VACACIONES MADRILEÑAS (3/3)
La consulta se encontraba vacía y
cuando, por fin, la médica llegó con una enfermera pensé que habría sido mejor
que no hubieran venido: cuatro manos para una nariz: torpes, le hacían daño,
negadas… no tengo ninguna duda en que yo mismo lo habría hecho mejor. Le
intentaron taponar la nariz, y digo intentaron porque fue un nulo esfuerzo.
Entonces nos dieron un volante y nos mandaron a Urgencias, donde esperamos más
de dos horas. Pasaba ya la hora de comer y seguíamos allí. Tengo que decir que
tampoco tengo mucho que objetar a los servicios de Urgencias: esperamos mucho
tiempo y se hizo pesado, puede también por las pocas horas de sueño y los
nervios y el cansancio acumulados, pero el marco que tenían en la sala de
espera era realmente deprimente: ni siquiera había asientos suficientes para
los pacientes, y los médicos y enfermeros/as no daban a basto. Finalmente, nos
llamaron cuando la abuela se empezó a marear por una mezcla del cansancio y la
pérdida de sangre. Estuvimos casi dos horas más y nos mandaron a casa.

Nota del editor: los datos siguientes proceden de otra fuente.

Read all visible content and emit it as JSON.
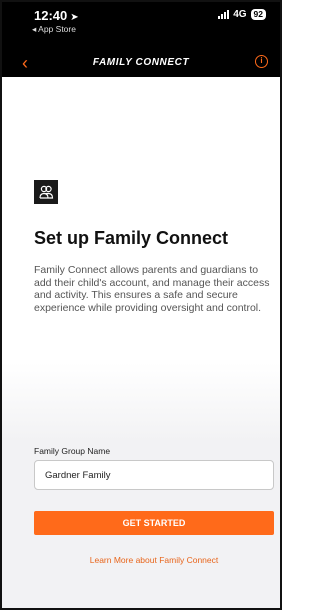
{
  "status_bar": {
    "time": "12:40",
    "back_app": "◂ App Store",
    "network": "4G",
    "battery": "92"
  },
  "nav": {
    "title": "FAMILY CONNECT"
  },
  "content": {
    "headline": "Set up Family Connect",
    "description": "Family Connect allows parents and guardians to add their child's account, and manage their access and activity. This ensures a safe and secure experience while providing oversight and control."
  },
  "form": {
    "group_name_label": "Family Group Name",
    "group_name_value": "Gardner Family",
    "submit_label": "GET STARTED",
    "learn_more": "Learn More about Family Connect"
  },
  "colors": {
    "accent": "#ff6a1a",
    "header_bg": "#000000",
    "panel_bg": "#f2f2f4"
  },
  "icons": [
    "location-arrow-icon",
    "signal-icon",
    "battery-icon",
    "back-chevron-icon",
    "info-icon",
    "people-icon"
  ]
}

Reflexionando en la cama, pensé
que aquello tenía mucho que ver con la privatización de la Sanidad; yo he
estado en hospitales privados y me han tratado maravillosamente bien, pero, ¿y
la gente que no puede permitírselo? ¿Llegará realmente el momento en el que el
marco de Sanidad español se equipare al estadounidense? Fervientemente deseo
que no. Fue un fin de semana duro para mí, pero necesario, pues fue entonces
cuando entendí de verdad el problema de los recortes –en este caso en Sanidad–
que rodean este país. Creo que si seguimos a este paso llegaremos y nos
llevarán a unos límites que, a día de hoy, no consigo imaginar. Es un mensaje del Ministerio de Sanidad, Gobierno de España.